Being a film as fascinated by the inescapability of old sins and crimes as it is, Out of the Past remains perhaps one of the purest noirs in its fatalistic pull. Jeff’s own destiny is etched out from the start in his decision to run away with Kathy, the mysterious woman he has been hired to track down, though Tourneur initially brings us into the narrative after all this has already taken place. As far as we know at this point, Jeff is a gas station attendant working in a small mountain town, dating a good-natured country girl named Ann, and it is only when summoned by a shady figure named Whit that he divulges through flashbacks and voiceover the shady past that he has been trying to outrun.

Robert Mitchum playing a sly, manipulative detective, caught in these magnificently claustrophobic frames.

Such introspective presentations of urban and rural regions may even seem directly parallel to Shakespeare’s own contemplative considerations of court versus country life, whereby the latter represents a place of healing from the politics of the former. This is indeed the motivation for Jeff at least, who is ready to make a fresh start in Bridgeport after getting tangled up in murder, theft, and fraud in the city. As Tourneur lays out in the very first shot of a crossroads sign displaying the directions of both though, there is a connection that joins one to the other, and it is along this route that the gloom and danger of Jeff’s old life invades his new.

The very first shot – a sign showing the route between the city and the country, the past and the present.

Robert Mitchum finds the ideal role for his screen persona in Jeff Markham, a man whose dialogue sizzles with sharp, succinct turns of phrase. “Tell me why you’re so hard to please,” Kathy teases him. “Take me where I can tell you,” he replies with understated cheek, and this wit very much defines his nonchalant, pointed style all through Out of the Past. His fedora and trench coat might make him appear like any number of other hardboiled black-and-white detectives, and yet the dark charisma he carries rivals Humphrey Bogart’s, much of it coming from that deep, resonant voice which is just as suited for narration as it is for short, quick-witted responses.

Tourneur’s magnificent horror lighting revealing itself in scenes like these – a lamp toppling off its table as the door blows open, throwing this room into darkness and changing its atmosphere in an instant.

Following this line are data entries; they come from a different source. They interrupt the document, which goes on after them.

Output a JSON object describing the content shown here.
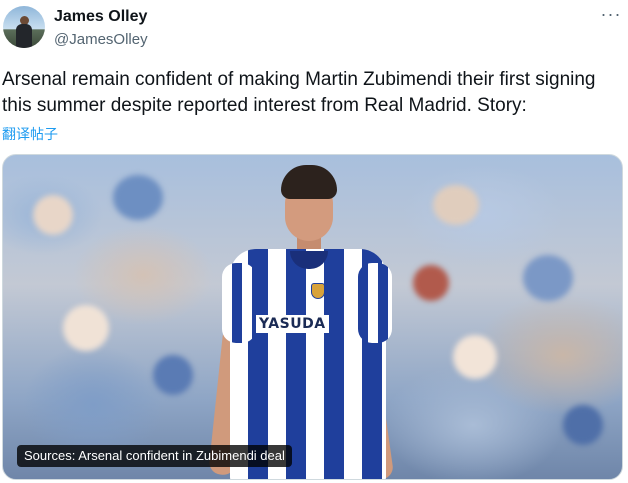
{
  "author": {
    "name": "James Olley",
    "handle": "@JamesOlley",
    "avatar_icon": "avatar"
  },
  "more_icon": "more-options-icon",
  "tweet": {
    "text": "Arsenal remain confident of making Martin Zubimendi their first signing this summer despite reported interest from Real Madrid. Story:",
    "translate_label": "翻译帖子"
  },
  "media": {
    "shirt_sponsor": "YASUDA",
    "caption": "Sources: Arsenal confident in Zubimendi deal"
  },
  "colors": {
    "link": "#1d9bf0",
    "muted": "#536471",
    "kit_blue": "#1f3f9c"
  }
}
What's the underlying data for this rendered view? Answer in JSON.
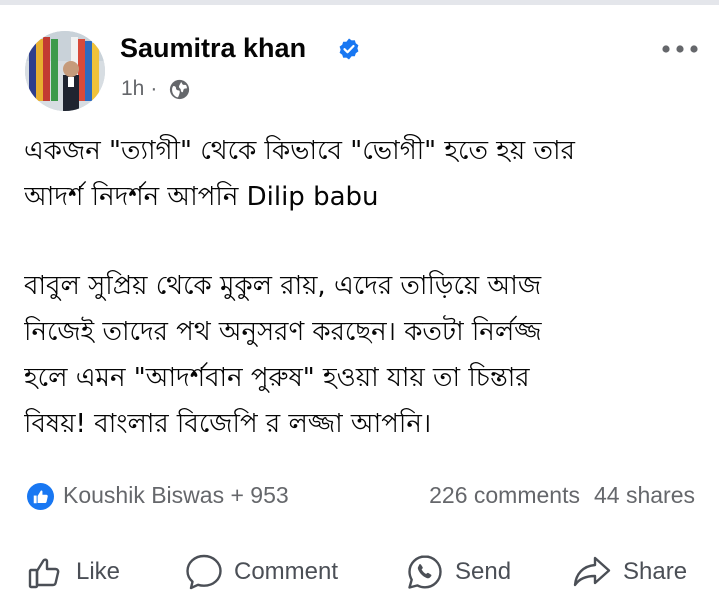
{
  "post": {
    "author": "Saumitra khan",
    "time": "1h",
    "separator": "·",
    "icons": {
      "verified": "verified-badge-icon",
      "audience": "globe-icon",
      "more": "more-options-icon"
    },
    "paragraphs": [
      {
        "lines": [
          "একজন \"ত্যাগী\" থেকে কিভাবে \"ভোগী\" হতে হয় তার",
          "আদর্শ নিদর্শন আপনি Dilip babu"
        ]
      },
      {
        "lines": [
          "বাবুল সুপ্রিয় থেকে মুকুল রায়, এদের তাড়িয়ে আজ",
          "নিজেই তাদের পথ অনুসরণ করছেন। কতটা নির্লজ্জ",
          "হলে এমন \"আদর্শবান পুরুষ\" হওয়া যায় তা চিন্তার",
          "বিষয়!  বাংলার বিজেপি র লজ্জা আপনি।"
        ]
      }
    ]
  },
  "reactions": {
    "icon": "like-reaction-icon",
    "summary": "Koushik Biswas + 953",
    "comments": "226 comments",
    "shares": "44 shares"
  },
  "actions": {
    "like": "Like",
    "comment": "Comment",
    "send": "Send",
    "share": "Share"
  },
  "colors": {
    "brand_blue": "#1877f2",
    "secondary_text": "#65676b",
    "primary_text": "#050505",
    "action_text": "#4b4f56"
  }
}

And yet as much as he acts like it, Jeff is not some cool, untouchable figure removed the danger of the piece. Around him, Tourneur’s lighting flickers from bright to starkly expressionist as quickly as it takes a lamp to topple off a table, and within the dark enclosures of mansions, apartments, and isolated cabins the detective is visually trapped behind drapes and doorways. Indeed, there always seems to be constant attention on Tourneur’s behalf to the manner in which characters are made vulnerable against others, often shrunken against those who spy on them from behind. Even when it isn’t at the forefront of the narrative, Tourneur is quietly underscoring that lurking threat that comes from behind, fatalistically drawing Jeff back into those past transgressions he would much rather hide from than confront directly and have to carry the weight of in all their hideous, damning indictments.

Layering of actors across foreground and background, often making Jeff a vulnerable figure.

Out of the Past is currently not available to stream in Australia.